Plus ergonomiques, ces maisons sont conçues comme un outil au service des professionnels, mais elles sont aussi adaptées aux enfants qui y habitent. « Nous devions intégrer l’adulte en préservant sa place, telle que l’entend Action Enfance : une présence pour être dans le cadre d’un accueil familial, sans confusion avec la famille, dans la juste proximité, ajoute Patrice Debaque. Une personne à qui la maison confère, dans sa disposition, la place d’une autorité bienveillante qui prend en même temps part à la vie de la maisonnée. »
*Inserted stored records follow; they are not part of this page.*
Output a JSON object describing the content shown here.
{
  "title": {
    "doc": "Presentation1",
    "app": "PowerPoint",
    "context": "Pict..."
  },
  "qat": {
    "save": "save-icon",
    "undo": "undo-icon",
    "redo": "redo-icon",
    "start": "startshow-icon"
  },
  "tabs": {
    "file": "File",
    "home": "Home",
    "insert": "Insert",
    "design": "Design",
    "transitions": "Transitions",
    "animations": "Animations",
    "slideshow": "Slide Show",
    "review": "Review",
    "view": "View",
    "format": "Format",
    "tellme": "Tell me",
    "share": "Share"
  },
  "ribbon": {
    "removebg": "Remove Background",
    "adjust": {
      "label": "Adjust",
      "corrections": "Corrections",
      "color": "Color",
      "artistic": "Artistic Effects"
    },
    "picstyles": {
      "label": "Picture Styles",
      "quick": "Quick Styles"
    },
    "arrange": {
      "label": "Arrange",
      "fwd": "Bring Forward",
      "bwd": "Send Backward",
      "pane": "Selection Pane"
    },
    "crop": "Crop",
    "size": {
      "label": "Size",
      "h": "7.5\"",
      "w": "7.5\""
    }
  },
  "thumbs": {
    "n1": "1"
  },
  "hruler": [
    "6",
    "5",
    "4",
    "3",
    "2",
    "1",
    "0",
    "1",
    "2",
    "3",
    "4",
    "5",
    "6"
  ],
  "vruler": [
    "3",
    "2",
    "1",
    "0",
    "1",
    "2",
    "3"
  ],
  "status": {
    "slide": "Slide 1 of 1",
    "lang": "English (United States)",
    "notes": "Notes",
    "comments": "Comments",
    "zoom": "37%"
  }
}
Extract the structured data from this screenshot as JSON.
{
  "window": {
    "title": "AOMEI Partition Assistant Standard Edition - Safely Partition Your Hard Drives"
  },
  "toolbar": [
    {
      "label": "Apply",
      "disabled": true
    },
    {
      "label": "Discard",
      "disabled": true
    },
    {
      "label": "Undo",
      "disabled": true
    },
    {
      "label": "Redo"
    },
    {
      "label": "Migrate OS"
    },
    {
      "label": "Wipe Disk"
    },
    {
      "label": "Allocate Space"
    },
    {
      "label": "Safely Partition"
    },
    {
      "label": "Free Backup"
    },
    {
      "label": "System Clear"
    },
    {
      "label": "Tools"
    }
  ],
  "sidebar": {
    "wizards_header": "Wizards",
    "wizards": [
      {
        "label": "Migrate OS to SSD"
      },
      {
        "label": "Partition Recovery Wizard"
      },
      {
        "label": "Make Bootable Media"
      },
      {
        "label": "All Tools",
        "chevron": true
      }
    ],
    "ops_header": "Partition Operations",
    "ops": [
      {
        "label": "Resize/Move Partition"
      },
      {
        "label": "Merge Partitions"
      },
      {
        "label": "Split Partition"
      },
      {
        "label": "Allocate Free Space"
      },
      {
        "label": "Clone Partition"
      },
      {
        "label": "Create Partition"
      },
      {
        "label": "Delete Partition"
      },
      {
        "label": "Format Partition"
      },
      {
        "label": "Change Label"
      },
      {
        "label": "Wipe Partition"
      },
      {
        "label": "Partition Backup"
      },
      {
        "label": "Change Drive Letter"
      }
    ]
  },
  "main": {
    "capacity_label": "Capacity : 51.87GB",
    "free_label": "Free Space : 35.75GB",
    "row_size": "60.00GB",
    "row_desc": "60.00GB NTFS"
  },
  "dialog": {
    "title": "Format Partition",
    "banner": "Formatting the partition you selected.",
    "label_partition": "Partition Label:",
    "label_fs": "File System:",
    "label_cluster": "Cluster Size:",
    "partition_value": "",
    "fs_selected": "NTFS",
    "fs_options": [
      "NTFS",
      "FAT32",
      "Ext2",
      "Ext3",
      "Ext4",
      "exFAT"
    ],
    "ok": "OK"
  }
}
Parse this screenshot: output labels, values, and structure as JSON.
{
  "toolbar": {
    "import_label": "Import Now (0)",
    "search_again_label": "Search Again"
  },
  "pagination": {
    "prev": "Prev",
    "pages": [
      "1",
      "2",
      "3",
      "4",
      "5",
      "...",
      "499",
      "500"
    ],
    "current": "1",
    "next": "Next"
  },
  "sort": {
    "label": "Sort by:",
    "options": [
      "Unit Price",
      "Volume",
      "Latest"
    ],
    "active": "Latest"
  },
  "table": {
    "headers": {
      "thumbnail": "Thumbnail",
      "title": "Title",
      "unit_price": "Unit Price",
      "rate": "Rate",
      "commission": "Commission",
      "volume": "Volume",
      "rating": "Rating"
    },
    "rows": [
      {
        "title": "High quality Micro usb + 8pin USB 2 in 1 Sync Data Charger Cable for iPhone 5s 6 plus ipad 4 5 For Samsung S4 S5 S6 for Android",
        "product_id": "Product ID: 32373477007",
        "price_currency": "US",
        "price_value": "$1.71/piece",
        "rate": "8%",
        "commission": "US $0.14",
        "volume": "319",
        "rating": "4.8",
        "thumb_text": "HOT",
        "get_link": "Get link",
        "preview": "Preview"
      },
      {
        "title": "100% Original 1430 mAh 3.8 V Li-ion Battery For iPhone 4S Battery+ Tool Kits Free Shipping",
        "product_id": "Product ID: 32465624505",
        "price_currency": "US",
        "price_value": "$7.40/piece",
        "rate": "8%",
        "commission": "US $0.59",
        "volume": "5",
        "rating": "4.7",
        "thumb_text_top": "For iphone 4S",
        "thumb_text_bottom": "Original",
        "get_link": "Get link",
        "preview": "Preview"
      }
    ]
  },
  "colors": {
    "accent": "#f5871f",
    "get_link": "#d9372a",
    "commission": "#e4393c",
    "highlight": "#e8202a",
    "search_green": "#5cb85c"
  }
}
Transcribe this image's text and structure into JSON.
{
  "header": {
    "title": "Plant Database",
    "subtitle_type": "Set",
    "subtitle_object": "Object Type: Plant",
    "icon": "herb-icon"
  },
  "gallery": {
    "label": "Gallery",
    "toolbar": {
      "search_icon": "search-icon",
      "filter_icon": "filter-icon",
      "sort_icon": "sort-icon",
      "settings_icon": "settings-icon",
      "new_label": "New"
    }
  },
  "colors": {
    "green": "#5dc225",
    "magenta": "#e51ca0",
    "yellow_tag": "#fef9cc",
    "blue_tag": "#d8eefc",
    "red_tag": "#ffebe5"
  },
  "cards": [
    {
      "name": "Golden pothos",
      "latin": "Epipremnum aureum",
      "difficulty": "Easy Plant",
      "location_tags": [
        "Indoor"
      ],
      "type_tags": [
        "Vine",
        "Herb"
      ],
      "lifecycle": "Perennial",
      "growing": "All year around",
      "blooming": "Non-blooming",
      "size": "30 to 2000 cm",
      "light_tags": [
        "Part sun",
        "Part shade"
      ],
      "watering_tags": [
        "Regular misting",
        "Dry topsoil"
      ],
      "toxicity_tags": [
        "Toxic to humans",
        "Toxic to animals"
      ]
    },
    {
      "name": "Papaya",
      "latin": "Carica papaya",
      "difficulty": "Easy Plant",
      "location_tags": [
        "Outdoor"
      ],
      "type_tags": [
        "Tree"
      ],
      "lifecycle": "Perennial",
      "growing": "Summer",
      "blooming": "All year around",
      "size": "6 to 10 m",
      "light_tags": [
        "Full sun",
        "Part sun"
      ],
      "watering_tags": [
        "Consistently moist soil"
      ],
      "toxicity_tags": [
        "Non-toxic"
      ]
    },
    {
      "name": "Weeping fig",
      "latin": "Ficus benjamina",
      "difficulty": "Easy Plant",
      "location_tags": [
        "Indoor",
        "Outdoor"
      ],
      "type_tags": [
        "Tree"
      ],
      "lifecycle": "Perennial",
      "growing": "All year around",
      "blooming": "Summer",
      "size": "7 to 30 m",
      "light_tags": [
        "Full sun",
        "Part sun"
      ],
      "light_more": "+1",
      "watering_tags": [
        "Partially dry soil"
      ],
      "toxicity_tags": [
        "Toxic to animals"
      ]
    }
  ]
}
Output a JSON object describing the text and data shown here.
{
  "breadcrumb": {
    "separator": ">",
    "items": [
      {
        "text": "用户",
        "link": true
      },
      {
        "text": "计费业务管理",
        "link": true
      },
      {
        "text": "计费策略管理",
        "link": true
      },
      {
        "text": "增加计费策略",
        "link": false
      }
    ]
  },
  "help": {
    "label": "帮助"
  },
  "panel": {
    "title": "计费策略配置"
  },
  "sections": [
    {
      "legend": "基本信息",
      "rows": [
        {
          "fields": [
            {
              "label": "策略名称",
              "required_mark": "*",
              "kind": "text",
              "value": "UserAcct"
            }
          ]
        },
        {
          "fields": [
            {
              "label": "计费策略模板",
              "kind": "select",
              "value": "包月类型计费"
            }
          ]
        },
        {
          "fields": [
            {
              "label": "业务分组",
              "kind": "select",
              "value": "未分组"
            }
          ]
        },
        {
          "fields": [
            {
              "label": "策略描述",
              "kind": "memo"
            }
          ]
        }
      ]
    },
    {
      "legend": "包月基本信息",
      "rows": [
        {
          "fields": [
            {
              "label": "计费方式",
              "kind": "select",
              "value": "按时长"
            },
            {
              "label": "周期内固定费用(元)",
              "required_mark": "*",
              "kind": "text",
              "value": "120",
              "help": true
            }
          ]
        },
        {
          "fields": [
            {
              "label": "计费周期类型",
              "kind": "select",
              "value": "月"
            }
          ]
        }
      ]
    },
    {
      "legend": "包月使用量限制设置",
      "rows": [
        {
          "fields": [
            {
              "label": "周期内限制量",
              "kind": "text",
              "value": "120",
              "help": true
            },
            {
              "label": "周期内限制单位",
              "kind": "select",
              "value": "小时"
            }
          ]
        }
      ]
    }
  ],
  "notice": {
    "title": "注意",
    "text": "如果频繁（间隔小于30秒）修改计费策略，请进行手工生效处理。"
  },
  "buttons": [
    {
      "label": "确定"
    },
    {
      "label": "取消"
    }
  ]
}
Dans ce type de maison, les éducateurs sont soulagés de l’organisation et des gestes du quotidien qui peuvent altérer la relation avec l’enfant (allers-retours dans les étages, par exemple). Ils ont ainsi les moyens d’accomplir leur mission éducative tout en faisant de ces maisons un lieu de vie agréable pour tous, au sein duquel les enfants peuvent trouver un peu d’insouciance et d’intimité, indispensables à leur développement. « Notre modèle a fait naître la maison, et la maison permet de faire vivre notre modèle », conclut Bruno Giraud. Il fut le collaborateur de Jean Heckly, architecte qui conçut huit Villages de la Fondation

 

Transmettre les petits détails de la vie

« Dans un Village d’Action Enfance, la vie est rythmée par des temps forts : repas, ménage, courses, devoirs… C’est encadré, accueillant, rassurant…… Si on veut qu’un enfant mange des tomates, il suffit parfois de les préparer avec lui. La maison est un lieu formidable pour transmettre les petits détails de la vraie vie. » Vincent Succord, éducateur familial à Ballancourt-les-Vignes.

 

Témoignages

L’appropriation de sa chambre permet de mieux comprendre comment l’enfant vit le placement. Plus il s’installe, plus il nous dit qu’il s’adapte. Il est aidé par l’environnement et les lieux qui vont lui devenir familiers, mais aussi par les adultes qui l’entourent.

 

« Porter un regard permanent sur les enfants » Stéphane BOKSA, Directeur du Village de Cesson (77)

« Dans des MECS (Maison d’enfants à caractère social), c’est l’idée de groupe qui prévaut. Ils sont 18 enfants, parfois, à vivre dans de grandes maisons, encadrés par six éducateurs et deux veilleurs de nuit. C’est un modèle souvent proposé à de jeunes adolescents placés quelque temps, qui voient parfois leur famille, et qui, pour certains, sont appelés à y revivre. Les éducateurs des Villages d’Enfants sont dans le « vivre avec ». Ils ont les bons réflexes : ne pas rater l’heure de l’école, du goûter, de l’entraînement de judo… Le quotidien s’organise autour de ces moments de la journée. Les éducateurs préparent et prennent les repas avec les enfants.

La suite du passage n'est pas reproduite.